Donnons-leur la parole
« Donnons-leur la parole » est un cycle de rencontres trimestrielles initié par Jean-Luc Romero-Michel, adjoint à la Maire de Paris en charge des Droits humains, de l’Intégration et de la Lutte contre les discriminations et Anne Souyris, adjointe à la Santé à la mairie de Paris. Chaque rencontre proposera la projection d’un film suivi d’un débat entre la salle et des personnes concernées par la problématique du film (sérophobie, LGBTphobie, sexisme, racisme, chemsex, etc.). « On parle souvent au nom des gens, nous les premiers, et les personnes concernées, on ne les entend pas suffisamment. On a décidé de faire un cycle, tous les trois mois, de rencontres-débats autour d’un film. On a décidé, symboliquement, de commencer avec la parole des travailleuses et travailleurs du sexe », a déclaré Jean-Luc Romero-Michel lors d’une rencontre inter associative organisée par AIDES Paris et Vers Paris sans sida, le 3 décembre dernier, à la Maison de la Solidarité.

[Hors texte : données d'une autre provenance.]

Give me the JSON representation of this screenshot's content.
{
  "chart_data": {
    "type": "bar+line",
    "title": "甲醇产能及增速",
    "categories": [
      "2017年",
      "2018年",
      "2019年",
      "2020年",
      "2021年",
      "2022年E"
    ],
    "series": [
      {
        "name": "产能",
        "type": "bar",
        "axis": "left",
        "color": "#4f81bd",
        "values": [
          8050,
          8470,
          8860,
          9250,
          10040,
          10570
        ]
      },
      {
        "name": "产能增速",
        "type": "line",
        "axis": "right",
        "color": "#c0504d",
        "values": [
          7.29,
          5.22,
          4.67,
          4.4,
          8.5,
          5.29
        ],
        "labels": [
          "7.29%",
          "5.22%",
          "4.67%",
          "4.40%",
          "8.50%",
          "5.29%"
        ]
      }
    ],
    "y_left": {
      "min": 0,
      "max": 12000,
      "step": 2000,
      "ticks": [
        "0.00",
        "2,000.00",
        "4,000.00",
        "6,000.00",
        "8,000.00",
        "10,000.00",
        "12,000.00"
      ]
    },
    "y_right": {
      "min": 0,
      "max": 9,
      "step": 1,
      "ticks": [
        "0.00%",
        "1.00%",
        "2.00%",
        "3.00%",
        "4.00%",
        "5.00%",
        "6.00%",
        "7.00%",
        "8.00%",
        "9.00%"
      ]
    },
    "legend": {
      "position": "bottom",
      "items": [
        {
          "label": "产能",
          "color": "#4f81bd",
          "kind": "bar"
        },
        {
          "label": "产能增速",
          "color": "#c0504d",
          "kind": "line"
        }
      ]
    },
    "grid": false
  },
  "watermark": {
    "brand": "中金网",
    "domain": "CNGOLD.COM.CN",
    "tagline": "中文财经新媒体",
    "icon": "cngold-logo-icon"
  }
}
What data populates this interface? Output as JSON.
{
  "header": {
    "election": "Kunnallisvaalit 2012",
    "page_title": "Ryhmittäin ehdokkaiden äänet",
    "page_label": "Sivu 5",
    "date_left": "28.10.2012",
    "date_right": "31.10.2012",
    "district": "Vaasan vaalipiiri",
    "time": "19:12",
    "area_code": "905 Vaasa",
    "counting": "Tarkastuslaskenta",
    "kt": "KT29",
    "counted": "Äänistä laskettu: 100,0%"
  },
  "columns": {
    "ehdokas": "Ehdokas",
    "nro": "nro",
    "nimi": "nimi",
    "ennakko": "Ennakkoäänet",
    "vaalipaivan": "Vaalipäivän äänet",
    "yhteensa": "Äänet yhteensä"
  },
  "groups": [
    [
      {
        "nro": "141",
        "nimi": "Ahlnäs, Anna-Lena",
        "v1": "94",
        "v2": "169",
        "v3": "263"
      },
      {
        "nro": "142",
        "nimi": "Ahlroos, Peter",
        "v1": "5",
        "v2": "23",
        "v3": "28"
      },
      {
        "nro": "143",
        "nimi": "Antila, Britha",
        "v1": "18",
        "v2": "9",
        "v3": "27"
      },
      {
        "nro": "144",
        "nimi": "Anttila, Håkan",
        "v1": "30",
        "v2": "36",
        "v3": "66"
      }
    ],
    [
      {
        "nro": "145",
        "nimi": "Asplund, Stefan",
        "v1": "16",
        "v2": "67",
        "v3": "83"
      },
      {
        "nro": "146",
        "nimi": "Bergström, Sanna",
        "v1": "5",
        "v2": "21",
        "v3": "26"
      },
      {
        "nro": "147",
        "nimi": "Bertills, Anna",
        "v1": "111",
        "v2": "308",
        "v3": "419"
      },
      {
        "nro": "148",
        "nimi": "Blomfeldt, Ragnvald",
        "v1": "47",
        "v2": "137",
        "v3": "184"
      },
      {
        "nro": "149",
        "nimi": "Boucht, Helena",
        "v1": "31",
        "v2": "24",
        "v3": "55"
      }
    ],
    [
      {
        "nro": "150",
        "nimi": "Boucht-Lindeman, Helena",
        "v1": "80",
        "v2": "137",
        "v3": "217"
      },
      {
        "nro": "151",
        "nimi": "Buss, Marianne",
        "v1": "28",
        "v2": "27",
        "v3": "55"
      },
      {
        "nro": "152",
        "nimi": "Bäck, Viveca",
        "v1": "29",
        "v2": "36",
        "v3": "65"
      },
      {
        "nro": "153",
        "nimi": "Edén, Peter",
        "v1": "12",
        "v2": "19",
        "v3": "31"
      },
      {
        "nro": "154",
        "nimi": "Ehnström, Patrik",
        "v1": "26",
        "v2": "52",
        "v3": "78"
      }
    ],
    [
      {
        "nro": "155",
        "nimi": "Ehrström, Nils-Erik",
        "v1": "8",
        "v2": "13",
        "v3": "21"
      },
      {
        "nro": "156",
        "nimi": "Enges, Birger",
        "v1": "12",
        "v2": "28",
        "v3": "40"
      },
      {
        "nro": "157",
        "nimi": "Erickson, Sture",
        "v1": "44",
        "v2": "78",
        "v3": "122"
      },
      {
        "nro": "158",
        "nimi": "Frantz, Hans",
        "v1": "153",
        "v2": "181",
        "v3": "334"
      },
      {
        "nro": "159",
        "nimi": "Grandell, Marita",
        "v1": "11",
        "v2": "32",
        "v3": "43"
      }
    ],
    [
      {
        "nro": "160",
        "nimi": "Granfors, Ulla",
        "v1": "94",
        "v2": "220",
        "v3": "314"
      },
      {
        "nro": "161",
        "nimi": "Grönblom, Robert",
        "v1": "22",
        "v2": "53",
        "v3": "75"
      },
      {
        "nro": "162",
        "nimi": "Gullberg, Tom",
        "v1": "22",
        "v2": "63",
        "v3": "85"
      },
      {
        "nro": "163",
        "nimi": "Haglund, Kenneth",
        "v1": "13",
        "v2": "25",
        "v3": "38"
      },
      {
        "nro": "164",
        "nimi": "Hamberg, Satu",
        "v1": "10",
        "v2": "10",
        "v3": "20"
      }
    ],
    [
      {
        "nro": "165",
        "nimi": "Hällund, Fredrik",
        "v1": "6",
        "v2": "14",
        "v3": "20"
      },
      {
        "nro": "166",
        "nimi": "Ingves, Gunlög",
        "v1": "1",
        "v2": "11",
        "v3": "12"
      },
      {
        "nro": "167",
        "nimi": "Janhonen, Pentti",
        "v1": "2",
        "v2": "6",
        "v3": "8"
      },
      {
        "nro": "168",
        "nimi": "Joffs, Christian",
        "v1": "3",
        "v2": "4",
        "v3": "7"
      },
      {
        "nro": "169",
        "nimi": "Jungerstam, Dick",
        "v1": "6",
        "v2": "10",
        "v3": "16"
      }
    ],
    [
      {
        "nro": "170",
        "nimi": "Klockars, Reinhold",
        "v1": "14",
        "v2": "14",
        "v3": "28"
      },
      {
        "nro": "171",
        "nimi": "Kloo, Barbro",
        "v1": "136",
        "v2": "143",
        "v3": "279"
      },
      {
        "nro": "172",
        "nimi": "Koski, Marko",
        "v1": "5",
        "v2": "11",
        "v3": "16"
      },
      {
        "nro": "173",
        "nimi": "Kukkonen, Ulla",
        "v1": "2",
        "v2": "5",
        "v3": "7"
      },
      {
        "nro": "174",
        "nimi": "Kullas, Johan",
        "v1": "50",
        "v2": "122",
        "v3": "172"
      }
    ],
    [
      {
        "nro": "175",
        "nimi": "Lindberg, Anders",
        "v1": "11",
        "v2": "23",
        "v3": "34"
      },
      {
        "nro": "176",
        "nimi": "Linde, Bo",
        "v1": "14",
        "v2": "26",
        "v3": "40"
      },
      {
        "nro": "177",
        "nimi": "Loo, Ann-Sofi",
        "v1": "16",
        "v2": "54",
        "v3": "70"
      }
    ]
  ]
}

La première rencontre a eu lieu lundi 12 décembre à l’auditorium de l’Hôtel de Ville de Paris (5 rue Lobau - 75004 Paris) avec la projection du film Au Cœur du Bois de Claus Drexel (90 mn) suivie d’une table ronde où se sont exprimés-es des travailleuses et travailleurs du sexe.

 

Ce qui nous lie
France Lert, présidente de Vers Paris sans sida, a lu un texte qu’elle a écrit sur le Patchwork des noms. Nous le reproduisons ici avec son autorisation : « Ce qui nous lie. Regarder les patchworks déployés, c’est tirer ce fil qui nous lie émotionnellement à ceux et celles dont des mains et des cœurs aimants ont mis en images la personnalité, la souffrance, les joies ou les combats. Des personnes qui ont affronté l’annonce d’une maladie terrifiante, qui en ont vécu dans leurs corps les saccages et la douleur, dans leur vie amoureuse et amicale les deuils, nombreux, dans leur famille souvent la violence et le reproche. Mais ce sont eux, aussi, qui, dans un engagement collectif sans précédent d’une génération, ont porté une lutte qui nous permet d’être là, avec des avancées immenses contre la maladie, une lutte pour la reconnaissance du droit de chacun et chacune à vivre pleinement et au grand jour son identité, avec les mêmes droits.L’histoire du sida, c’est elles et eux : les gays, les bisexuels, les hémophiles, les toxicos, les Africains, les travailleuses du sexe, les diasporas du Maghreb, hommes et femmes qui ont affronté la sérophobie, les insultes et les violences homophobes, les discriminations légales, pour les subvertir, ne pas se laisser faire, porter haut des voix jusque-là étouffées. Nous savons que les combats contre les discours de haine ou de mépris ne sont  pas achevés,  que le discours raciste et xénophobe jamais éteint, reprend de plus en plus vigueur, que la LGTBPhobie trouve toujours des moments et des voix pour s’exprimer, et c’est pour être en résonance avec les êtres dont le souvenir vivant prend forme dans chaque patchwork que nous voulons être les passeurs de mémoire. Une résistance, un combat social ou politique, ce sont des idées, des manifestations, des pétitions, c’est une scène publique, mais ce sont aussi ces êtres singuliers et uniques que nous honorons aujourd’hui.  C’est pourquoi, l’amour et l’émotion gardent toute leur place dans les combats que nous portons ».